Sur ce photogramme, la caméra capte une
vertigineuse aliénation et un jusqu'au-boutisme terrifiant. Alors que Berlin
s'effondre dix mètres au-dessus de sa tête, qu'Hitler vient de se suicider avec
Eva Braun dans une pièce voisine et que les troupes soviétiques se rapprochent
inexorablement du Führerbunker dans lequel elle se trouve avec son mari,
Magdalena Goebbels (Corinna Harfouch) vient de s'assoir à une table, s'est emparée
d'un jeu de cartes qu'elle bat nerveusement pour faire une réussite, tout en
regardant devant elle, de ses yeux vides. Elle vient d'assassiner, quelques
instants plus tôt, ses six enfants en les empoisonnant, alors qu'ils avaient
été endormis à l'aide de somnifères. Incapable d'imaginer une vie après la
chute du IIIe Reich et surtout après la mort de son seigneur et maître auquel
elle vouait une adoration sans limites, cette femme incarne jusqu'au vertige la
soumission à un homme et à une idéologie criminelle.
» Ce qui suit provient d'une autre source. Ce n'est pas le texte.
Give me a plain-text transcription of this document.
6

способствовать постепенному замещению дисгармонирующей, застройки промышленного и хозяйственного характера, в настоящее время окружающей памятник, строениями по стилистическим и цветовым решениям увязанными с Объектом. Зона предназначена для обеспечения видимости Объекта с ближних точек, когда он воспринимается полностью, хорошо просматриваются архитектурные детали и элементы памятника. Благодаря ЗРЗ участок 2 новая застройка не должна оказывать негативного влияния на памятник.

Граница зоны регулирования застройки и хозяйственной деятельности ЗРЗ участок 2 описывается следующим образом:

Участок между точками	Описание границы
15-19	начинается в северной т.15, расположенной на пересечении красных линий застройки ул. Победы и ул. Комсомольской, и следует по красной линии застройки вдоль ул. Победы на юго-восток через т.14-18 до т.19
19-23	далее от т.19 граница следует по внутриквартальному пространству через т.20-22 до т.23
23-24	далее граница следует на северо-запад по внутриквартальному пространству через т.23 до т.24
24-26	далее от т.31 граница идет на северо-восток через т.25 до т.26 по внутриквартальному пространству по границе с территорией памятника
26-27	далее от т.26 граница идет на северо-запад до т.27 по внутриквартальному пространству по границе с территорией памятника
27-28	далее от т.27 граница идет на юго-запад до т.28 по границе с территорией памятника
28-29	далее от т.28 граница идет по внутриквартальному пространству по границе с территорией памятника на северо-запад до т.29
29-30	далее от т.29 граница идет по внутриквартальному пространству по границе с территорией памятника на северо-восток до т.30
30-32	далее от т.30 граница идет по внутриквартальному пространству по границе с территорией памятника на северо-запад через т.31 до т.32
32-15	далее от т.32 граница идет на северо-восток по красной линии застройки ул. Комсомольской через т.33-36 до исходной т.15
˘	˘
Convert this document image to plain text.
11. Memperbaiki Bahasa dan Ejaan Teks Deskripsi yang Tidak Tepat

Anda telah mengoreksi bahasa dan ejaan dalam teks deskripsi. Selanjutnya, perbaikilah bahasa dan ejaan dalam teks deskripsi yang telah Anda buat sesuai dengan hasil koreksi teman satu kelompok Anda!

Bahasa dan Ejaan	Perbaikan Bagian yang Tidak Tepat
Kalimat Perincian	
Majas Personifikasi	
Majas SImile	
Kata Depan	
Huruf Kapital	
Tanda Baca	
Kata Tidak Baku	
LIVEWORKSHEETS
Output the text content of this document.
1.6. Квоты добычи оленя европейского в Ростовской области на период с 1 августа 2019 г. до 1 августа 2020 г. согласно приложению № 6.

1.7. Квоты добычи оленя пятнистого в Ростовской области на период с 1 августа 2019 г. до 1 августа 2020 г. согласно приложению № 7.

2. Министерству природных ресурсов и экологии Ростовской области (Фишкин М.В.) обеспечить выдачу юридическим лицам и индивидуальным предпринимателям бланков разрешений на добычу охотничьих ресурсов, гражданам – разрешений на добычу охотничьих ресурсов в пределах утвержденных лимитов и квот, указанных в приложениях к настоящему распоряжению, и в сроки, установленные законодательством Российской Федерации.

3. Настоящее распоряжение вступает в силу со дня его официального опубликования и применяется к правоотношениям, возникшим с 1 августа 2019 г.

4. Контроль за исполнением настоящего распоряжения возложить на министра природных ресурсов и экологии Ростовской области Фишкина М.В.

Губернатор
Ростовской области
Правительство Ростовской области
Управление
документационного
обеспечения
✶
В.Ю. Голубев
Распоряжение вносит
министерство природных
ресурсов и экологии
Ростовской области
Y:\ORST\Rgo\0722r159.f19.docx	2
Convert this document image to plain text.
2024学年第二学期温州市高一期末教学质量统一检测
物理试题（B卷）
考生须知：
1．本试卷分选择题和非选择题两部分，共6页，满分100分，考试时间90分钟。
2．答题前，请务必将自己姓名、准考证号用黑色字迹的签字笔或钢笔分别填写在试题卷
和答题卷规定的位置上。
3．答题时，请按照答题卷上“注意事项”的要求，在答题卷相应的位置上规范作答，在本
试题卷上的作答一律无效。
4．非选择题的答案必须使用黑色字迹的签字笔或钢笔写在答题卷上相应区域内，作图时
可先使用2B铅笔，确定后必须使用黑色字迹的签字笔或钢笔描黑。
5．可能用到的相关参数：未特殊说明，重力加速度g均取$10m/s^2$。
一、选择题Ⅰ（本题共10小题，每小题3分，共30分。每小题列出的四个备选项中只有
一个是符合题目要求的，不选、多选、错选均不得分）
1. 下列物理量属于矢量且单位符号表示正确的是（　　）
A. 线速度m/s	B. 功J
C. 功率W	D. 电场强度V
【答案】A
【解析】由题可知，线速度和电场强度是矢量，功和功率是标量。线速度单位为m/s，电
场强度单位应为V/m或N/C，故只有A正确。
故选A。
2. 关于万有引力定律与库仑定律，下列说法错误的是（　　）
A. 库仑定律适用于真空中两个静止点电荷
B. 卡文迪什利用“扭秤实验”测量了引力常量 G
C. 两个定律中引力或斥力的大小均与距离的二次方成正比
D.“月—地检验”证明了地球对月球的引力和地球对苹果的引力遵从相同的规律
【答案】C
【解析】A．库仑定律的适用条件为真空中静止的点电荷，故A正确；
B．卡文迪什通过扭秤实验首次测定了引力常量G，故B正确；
Magdalena Goebbels
présente tous les atours de la grande bourgeoise ayant vécu dans le luxe avec sa
coiffure permanentée, son visage maquillé, ses boucles d'oreilles et son
collier, son tailleur rouge sur chemisier noir qui lui donnent toujours cette distinction
ayant fait les beaux jours des grandes réceptions organisées par le couple
Goebbels. Mais cette élégance et ce luxe vestimentaire tranchent avec la mort
et la folie qui rôdent dans les couloirs austères, froids et humides du bunker
dans lequel elle s'est emmurée avec sa famille. Jusqu'au bout elle reste cette
nazie fanatisée qui place très haut sa fidélité inconditionnelle au
national-socialisme. Lier le destin de ses enfants à la disparition du Reich
n'est que la suite logique de cet enfermement mental qui confine à la folie. Avec
cette froide détermination qui lui a fait commettre l'impensable, l'ex-Première
Dame du IIIe Reich a cette raideur dans la posture, ces traits durs figés, et
ce visage qui, tout en tentant de rester impassible, se couvre néanmoins d'un
voile tragique, sombre et désespéré. Elle est prise dans une spirale infernale qui
ne peut se terminer que par sa mort déjà planifiée à ce moment. Ce fatum suicidaire
et apocalyptique est d'une cruelle ironie pour elle qui se voulait libérée, qui
se permettait de se maquiller - alors que le régime l'interdisait -, qui se
rêvait en icône emblématique de l'Allemagne nazie en aspirant continuellement à
dépasser sa condition de femme dans un régime violemment misogyne, mais qui, au
final, finira réduite à son seul rôle de génitrice, le rôle de la mère parfaite
tant valorisé par la propagande nazie. Cette
aliénation par une idéologie aussi patriarcale faisant d'elle une subalterne et
une mère meurtrière, ne cesse de nous laisser interdits. Dans sa logique
jusqu'au-boutiste et sa course vers l'abîme, nul ne peut ni ne doit lui
survivre. À l'image d'Hitler se retournant contre son peuple en armant, à
partir de 1944, des centaines de milliers d'enfants et de personnes âgées du Volksturm
[1],
Magdalena Goebbels se retourne contre sa propre famille avant de se retourner
contre elle-même. Dans La Chute (Der Untergang, 2004), Oliver
Hirschbiegel, ne nous montre pas comment et pourquoi une femme cultivée et
aisée a pu arriver à une telle extrémité, puisque l'essentiel du film capte les
derniers jours d'Hitler, mais nous oblige – et particulièrement le peuple
allemand - à regarder en face l'emprise tentaculaire et dévastatrice qu'a eu
Hitler sur tous les Allemands face au pouvoir en général et sur l'épouse du
Ministre de la Propagande en particulier dont le comportement conserve une part
insondable de mystère.
[1]
Milice populaire allemande créée en
1944 qui, dans le cadre de la guerre totale décrétée par Goebbels un an plus
tôt, était chargée d'épauler la Wehrmacht dans la défense des villes du IIIe
Reich. Ses membres étaient âgés de 16 à 60 ans.